As China continues to strengthen its industrial capabilities, sci-fi cinema is becoming a new frontier for this interplay between imagination and modernization.
In 2025, China's sci-fi industry generated a total revenue of 126.1 billion yuan (approximately 18.2 billion U.S. dollars), and the sci-fi film sector brought in 8.16 billion yuan, a 21.6-percent increase from the previous year.
"The Wandering Earth," adapted from one of Liu's short stories, premiered in 2019, the same year China announced a complete, modern industrial system recognized by the UN. Its sequel, "The Wandering Earth 2," followed in 2023, with these two movies grossing nearly 9 billion yuan combined, according to Maoyan, a Chinese movie-ticketing and film data platform.
"'The Wandering Earth 2' reflects China's industrial achievements," said Liang Wenjie, a physicist and scientific advisor of the film. "Its metallic, industrial aesthetic resonates with audiences, linking fiction to reality."
A child rides sled pulled by a robotic dog on the frozen surface of the Songhua River in Harbin, northeast China's Heilongjiang Province, Jan. 11, 2026. (Xinhua/Wang Jianwei)
During the convention, sci-fi writers, technologists, and scholars highlighted that fiction and daily life are increasingly intertwined as these tech-savvy applications enter ordinary routines.
Earlier this month, the world's second-largest economy unveiled its latest development blueprint for the next five years.

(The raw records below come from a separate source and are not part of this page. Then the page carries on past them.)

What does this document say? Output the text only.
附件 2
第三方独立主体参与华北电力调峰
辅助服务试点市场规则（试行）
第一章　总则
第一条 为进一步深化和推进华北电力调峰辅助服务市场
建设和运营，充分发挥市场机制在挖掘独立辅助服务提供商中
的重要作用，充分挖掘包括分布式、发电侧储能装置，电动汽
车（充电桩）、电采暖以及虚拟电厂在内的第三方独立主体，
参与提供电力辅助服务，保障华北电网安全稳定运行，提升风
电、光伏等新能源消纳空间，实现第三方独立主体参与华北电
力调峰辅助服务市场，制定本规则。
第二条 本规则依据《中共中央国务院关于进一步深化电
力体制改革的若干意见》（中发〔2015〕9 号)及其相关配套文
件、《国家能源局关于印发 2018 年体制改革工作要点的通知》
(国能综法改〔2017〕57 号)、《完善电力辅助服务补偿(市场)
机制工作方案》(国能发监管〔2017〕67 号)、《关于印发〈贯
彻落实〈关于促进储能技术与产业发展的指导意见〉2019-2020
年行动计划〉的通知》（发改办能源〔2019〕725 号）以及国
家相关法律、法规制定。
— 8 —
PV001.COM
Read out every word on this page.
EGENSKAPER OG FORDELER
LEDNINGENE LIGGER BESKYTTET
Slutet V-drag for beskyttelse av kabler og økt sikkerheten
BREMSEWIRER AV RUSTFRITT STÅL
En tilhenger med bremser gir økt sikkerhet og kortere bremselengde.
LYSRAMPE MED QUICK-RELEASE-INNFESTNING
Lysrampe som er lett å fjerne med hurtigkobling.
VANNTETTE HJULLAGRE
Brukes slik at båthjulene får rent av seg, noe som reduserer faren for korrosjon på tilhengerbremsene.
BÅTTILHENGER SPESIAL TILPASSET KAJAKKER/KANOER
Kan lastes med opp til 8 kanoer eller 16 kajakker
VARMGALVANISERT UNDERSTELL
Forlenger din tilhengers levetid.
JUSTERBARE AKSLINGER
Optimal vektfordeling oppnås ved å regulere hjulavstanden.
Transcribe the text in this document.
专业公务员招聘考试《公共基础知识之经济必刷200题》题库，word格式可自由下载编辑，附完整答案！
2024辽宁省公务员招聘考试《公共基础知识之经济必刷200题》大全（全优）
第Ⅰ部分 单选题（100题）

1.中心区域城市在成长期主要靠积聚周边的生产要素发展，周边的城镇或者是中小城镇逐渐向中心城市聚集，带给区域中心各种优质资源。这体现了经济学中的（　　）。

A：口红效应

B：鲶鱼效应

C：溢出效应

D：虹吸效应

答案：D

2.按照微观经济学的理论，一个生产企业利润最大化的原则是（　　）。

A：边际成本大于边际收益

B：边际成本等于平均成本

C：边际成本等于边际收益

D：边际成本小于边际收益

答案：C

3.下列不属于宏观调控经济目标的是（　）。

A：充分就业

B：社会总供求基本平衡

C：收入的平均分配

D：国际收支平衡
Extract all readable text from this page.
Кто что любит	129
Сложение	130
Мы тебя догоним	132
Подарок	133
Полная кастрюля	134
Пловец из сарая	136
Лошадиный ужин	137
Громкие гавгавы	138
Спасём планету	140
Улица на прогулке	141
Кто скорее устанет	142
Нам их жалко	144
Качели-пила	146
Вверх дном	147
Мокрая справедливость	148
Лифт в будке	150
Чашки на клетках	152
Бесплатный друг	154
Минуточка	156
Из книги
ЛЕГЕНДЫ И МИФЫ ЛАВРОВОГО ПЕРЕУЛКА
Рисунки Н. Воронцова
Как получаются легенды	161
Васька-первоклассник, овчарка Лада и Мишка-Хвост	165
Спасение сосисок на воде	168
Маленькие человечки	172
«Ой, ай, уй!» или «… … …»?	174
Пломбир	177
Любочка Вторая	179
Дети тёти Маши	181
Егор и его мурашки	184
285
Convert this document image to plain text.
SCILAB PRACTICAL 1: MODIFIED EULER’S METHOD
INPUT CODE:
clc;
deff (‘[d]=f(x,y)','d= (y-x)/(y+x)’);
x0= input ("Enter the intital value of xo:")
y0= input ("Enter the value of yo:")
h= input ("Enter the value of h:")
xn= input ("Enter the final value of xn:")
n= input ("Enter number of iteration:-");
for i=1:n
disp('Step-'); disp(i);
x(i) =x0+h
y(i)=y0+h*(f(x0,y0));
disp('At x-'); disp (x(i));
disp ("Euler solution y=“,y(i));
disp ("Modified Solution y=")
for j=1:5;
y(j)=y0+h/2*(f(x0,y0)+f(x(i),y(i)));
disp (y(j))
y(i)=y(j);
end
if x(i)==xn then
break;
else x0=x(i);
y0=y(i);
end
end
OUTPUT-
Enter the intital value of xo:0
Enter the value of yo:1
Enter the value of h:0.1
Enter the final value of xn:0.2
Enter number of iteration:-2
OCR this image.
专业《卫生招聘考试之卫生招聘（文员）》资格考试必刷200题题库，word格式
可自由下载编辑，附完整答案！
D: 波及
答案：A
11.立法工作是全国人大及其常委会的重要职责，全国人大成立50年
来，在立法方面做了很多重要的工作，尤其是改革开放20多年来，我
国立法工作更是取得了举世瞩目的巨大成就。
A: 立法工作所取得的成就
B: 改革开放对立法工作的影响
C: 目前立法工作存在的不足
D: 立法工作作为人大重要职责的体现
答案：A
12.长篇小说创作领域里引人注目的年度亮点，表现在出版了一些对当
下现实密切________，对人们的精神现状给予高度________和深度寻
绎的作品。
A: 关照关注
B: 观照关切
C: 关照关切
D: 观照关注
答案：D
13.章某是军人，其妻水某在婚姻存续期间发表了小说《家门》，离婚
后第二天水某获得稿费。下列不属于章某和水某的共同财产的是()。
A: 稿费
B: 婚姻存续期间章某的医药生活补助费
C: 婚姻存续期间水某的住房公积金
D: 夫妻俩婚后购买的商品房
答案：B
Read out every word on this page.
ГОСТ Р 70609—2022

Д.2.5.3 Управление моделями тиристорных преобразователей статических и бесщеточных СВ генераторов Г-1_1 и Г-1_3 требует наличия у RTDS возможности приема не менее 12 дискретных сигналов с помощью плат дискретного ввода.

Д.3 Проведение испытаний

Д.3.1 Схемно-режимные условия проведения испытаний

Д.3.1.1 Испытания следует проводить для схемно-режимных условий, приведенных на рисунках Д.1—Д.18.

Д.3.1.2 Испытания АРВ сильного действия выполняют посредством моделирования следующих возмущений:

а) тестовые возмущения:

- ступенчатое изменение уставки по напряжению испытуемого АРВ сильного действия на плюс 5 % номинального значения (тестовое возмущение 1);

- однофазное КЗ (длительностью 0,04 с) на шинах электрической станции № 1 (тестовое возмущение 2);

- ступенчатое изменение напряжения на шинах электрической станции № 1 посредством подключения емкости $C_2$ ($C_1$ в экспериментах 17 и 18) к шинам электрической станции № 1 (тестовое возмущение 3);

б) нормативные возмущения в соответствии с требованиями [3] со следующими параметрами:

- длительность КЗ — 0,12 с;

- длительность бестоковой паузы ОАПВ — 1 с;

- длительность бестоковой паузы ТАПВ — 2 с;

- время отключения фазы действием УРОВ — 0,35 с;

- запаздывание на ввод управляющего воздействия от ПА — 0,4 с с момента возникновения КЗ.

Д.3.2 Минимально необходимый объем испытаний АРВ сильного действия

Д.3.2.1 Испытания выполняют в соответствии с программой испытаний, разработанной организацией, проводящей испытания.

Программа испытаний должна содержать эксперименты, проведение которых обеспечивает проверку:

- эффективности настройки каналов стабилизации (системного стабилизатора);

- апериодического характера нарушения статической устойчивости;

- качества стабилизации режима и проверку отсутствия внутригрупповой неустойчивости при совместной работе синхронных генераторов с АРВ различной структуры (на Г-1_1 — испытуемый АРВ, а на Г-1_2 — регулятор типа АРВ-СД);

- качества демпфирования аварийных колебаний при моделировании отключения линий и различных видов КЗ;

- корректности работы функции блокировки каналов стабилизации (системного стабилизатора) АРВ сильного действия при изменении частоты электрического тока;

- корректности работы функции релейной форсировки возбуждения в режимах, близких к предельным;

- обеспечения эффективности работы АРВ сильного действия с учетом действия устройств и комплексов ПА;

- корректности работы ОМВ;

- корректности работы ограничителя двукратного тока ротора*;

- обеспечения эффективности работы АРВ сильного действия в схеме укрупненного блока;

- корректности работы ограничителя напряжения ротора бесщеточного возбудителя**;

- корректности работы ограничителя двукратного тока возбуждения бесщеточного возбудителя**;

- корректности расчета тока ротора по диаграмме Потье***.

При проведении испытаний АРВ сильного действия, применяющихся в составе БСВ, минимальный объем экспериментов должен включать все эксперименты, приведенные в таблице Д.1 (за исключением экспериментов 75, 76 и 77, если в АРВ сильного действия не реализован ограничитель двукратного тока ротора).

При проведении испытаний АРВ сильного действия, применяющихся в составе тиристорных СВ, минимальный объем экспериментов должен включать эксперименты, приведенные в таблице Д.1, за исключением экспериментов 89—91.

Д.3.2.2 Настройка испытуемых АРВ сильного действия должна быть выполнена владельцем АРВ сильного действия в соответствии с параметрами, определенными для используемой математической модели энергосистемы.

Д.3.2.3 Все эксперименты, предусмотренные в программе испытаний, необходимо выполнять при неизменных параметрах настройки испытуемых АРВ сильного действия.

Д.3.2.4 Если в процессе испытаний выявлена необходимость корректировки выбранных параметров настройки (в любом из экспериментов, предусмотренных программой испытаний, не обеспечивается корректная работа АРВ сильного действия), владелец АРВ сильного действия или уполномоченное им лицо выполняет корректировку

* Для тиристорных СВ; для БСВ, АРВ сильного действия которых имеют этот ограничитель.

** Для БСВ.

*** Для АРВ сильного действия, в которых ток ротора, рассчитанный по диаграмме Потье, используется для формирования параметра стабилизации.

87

Futuristic technologies once confined to imagination, such as artificial intelligence (AI), brain-computer interface, and embodied intelligence, are found on the priority list.
Rising sci-fi writer Gu Shi sometimes revises manuscripts because reality catches up with her ideas.
Veteran author Han Song, active for four decades, now experiments with AI tools to turn stories into short videos, sharing AI-generated sci-fi clips of his own dreams on social media.
"Future technologies are developing faster and with more uncertainty than ever," said 1980-born sci-fi writer Bao Shu.
"Perhaps sci-fi can provide guidance -- and even predictions about how the Chinese society could evolve and adapt," he smiled and said.